Textile Society of America


Date of this Version



Textiles as Cultural Expressions: Proceedings of the 11th Biennial Symposium of the Textile Society of America, September 24–27, 2008, Honolulu, Hawaii


Copyright 2008 by the author.



Purple dye

Sea snail purple, also known as Shellfish purple, Tyrian purple, Royal purple, Ancient purple or Murex purple, abbreviated to purple in this text, is a pigment obtained from the secretion of the hypobranchial glands of certain species marine mollusks (Fig. 1). The milky secretion from the glands includes a purple precursor which can be applied directly onto textiles (Fig. 2), where the final pigments are formed in the presence of oxygen and sunlight (Fig. 3).
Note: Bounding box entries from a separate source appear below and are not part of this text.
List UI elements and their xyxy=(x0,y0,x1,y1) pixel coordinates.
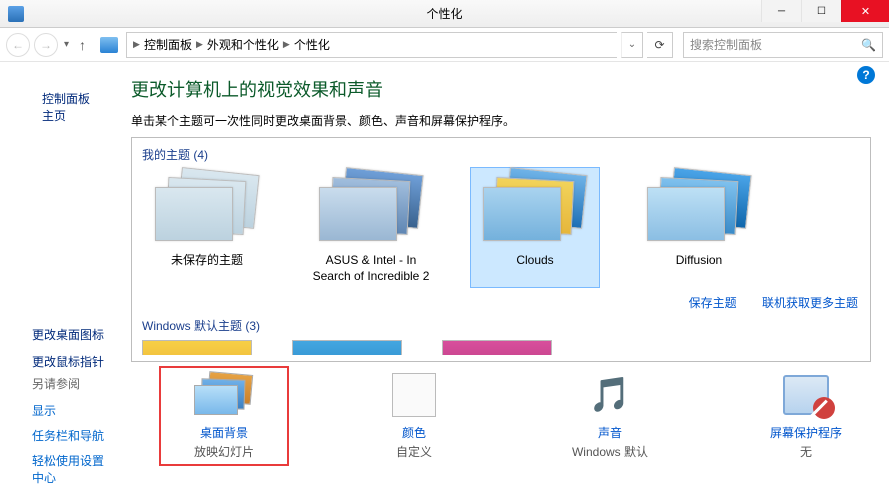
settings-row: 桌面背景 放映幻灯片 颜色 自定义 🎵 声音 Windows 默认 屏幕保护程序… xyxy=(131,362,871,460)
sidebar: 控制面板主页 更改桌面图标 更改鼠标指针 另请参阅 显示 任务栏和导航 轻松使用… xyxy=(0,62,121,500)
search-icon: 🔍 xyxy=(861,38,876,52)
main-content: ? 更改计算机上的视觉效果和声音 单击某个主题可一次性同时更改桌面背景、颜色、声… xyxy=(121,62,889,500)
theme-peek[interactable] xyxy=(142,340,252,355)
help-icon[interactable]: ? xyxy=(857,66,875,84)
themes-panel: 我的主题 (4) 未保存的主题 ASUS & Intel - In Search… xyxy=(131,137,871,362)
breadcrumb[interactable]: ▶ 控制面板 ▶ 外观和个性化 ▶ 个性化 xyxy=(126,32,617,58)
search-placeholder: 搜索控制面板 xyxy=(690,36,762,53)
theme-item-diffusion[interactable]: Diffusion xyxy=(634,167,764,288)
forward-button[interactable]: → xyxy=(34,33,58,57)
setting-value: 自定义 xyxy=(349,443,479,460)
setting-screensaver[interactable]: 屏幕保护程序 无 xyxy=(741,372,871,460)
setting-name: 声音 xyxy=(545,424,675,441)
up-button[interactable]: ↑ xyxy=(75,37,90,53)
page-heading: 更改计算机上的视觉效果和声音 xyxy=(131,76,871,102)
theme-thumb xyxy=(155,171,259,247)
navbar: ← → ▾ ↑ ▶ 控制面板 ▶ 外观和个性化 ▶ 个性化 ⌄ ⟳ 搜索控制面板… xyxy=(0,28,889,62)
crumb[interactable]: 个性化 xyxy=(294,36,330,53)
theme-thumb xyxy=(647,171,751,247)
window-title: 个性化 xyxy=(426,5,462,22)
breadcrumb-dropdown[interactable]: ⌄ xyxy=(621,32,643,58)
sound-icon: 🎵 xyxy=(579,372,641,418)
theme-thumb xyxy=(319,171,423,247)
color-icon xyxy=(383,372,445,418)
search-input[interactable]: 搜索控制面板 🔍 xyxy=(683,32,883,58)
sidebar-link-cursor[interactable]: 更改鼠标指针 xyxy=(32,348,111,375)
more-themes-link[interactable]: 联机获取更多主题 xyxy=(762,296,858,310)
refresh-button[interactable]: ⟳ xyxy=(647,32,673,58)
sidebar-link-home[interactable]: 控制面板主页 xyxy=(32,76,111,321)
theme-peek[interactable] xyxy=(292,340,402,355)
setting-value: 无 xyxy=(741,443,871,460)
theme-peek[interactable] xyxy=(442,340,552,355)
see-also-ease[interactable]: 轻松使用设置中心 xyxy=(32,448,111,490)
group-my-themes: 我的主题 (4) xyxy=(142,146,860,163)
see-also-display[interactable]: 显示 xyxy=(32,398,111,423)
setting-sound[interactable]: 🎵 声音 Windows 默认 xyxy=(545,372,675,460)
location-icon xyxy=(100,37,118,53)
history-dropdown[interactable]: ▾ xyxy=(62,39,71,50)
chevron-right-icon: ▶ xyxy=(196,39,203,50)
windows-themes-peek xyxy=(142,340,860,355)
chevron-right-icon: ▶ xyxy=(283,39,290,50)
theme-item-unsaved[interactable]: 未保存的主题 xyxy=(142,167,272,288)
back-button[interactable]: ← xyxy=(6,33,30,57)
setting-background[interactable]: 桌面背景 放映幻灯片 xyxy=(159,366,289,466)
see-also: 另请参阅 显示 任务栏和导航 轻松使用设置中心 xyxy=(32,375,111,490)
theme-name: Clouds xyxy=(474,253,596,283)
setting-value: 放映幻灯片 xyxy=(165,443,283,460)
see-also-label: 另请参阅 xyxy=(32,375,111,392)
theme-name: ASUS & Intel - In Search of Incredible 2 xyxy=(310,253,432,284)
crumb[interactable]: 控制面板 xyxy=(144,36,192,53)
screensaver-icon xyxy=(775,372,837,418)
background-icon xyxy=(193,372,255,418)
chevron-right-icon: ▶ xyxy=(133,39,140,50)
setting-value: Windows 默认 xyxy=(545,443,675,460)
crumb[interactable]: 外观和个性化 xyxy=(207,36,279,53)
group-windows-themes: Windows 默认主题 (3) xyxy=(142,317,860,334)
theme-actions: 保存主题 联机获取更多主题 xyxy=(142,294,858,311)
maximize-button[interactable] xyxy=(801,0,841,22)
app-icon xyxy=(8,6,24,22)
close-button[interactable] xyxy=(841,0,889,22)
theme-row: 未保存的主题 ASUS & Intel - In Search of Incre… xyxy=(142,167,860,288)
theme-item-asus[interactable]: ASUS & Intel - In Search of Incredible 2 xyxy=(306,167,436,288)
window-controls xyxy=(761,0,889,22)
setting-name: 颜色 xyxy=(349,424,479,441)
titlebar: 个性化 xyxy=(0,0,889,28)
sidebar-link-icons[interactable]: 更改桌面图标 xyxy=(32,321,111,348)
setting-color[interactable]: 颜色 自定义 xyxy=(349,372,479,460)
theme-name: Diffusion xyxy=(638,253,760,283)
see-also-taskbar[interactable]: 任务栏和导航 xyxy=(32,423,111,448)
setting-name: 桌面背景 xyxy=(165,424,283,441)
theme-thumb xyxy=(483,171,587,247)
save-theme-link[interactable]: 保存主题 xyxy=(689,296,737,310)
minimize-button[interactable] xyxy=(761,0,801,22)
setting-name: 屏幕保护程序 xyxy=(741,424,871,441)
page-description: 单击某个主题可一次性同时更改桌面背景、颜色、声音和屏幕保护程序。 xyxy=(131,112,871,129)
theme-item-clouds[interactable]: Clouds xyxy=(470,167,600,288)
theme-name: 未保存的主题 xyxy=(146,253,268,283)
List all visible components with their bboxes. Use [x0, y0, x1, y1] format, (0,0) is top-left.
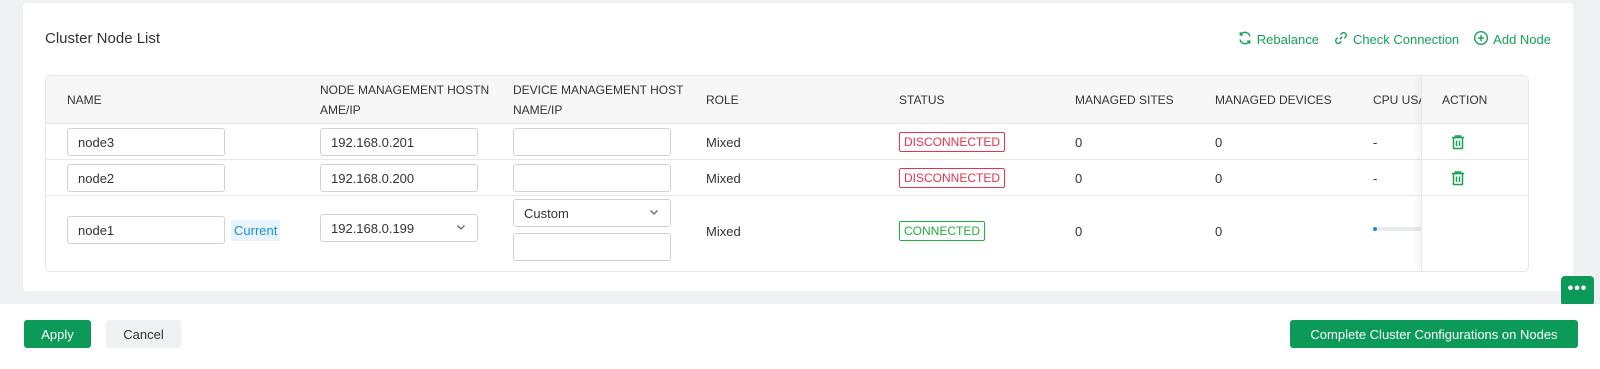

The main chemical constituent of the purple pigment was discovered by Paul Friedländer in 1909 to be 6,6′- dibromoindigo.

Purple dye in Central America

Purple has been used for dyeing of traditional textiles in Central and South America. It still continues to be used in Mexico, Costa Rica and El Salvador. In April 2004, I stayed in the community of the Boruca in the south of Costa Rica. Borucan are known for their traditional weaving, using cotton yarn dyed with purple. In Boruca, about 15 people, men and women, do purple dyeing work on the Pacific coast where only indigenous people have permission to collect the snails for the traditional dyeing.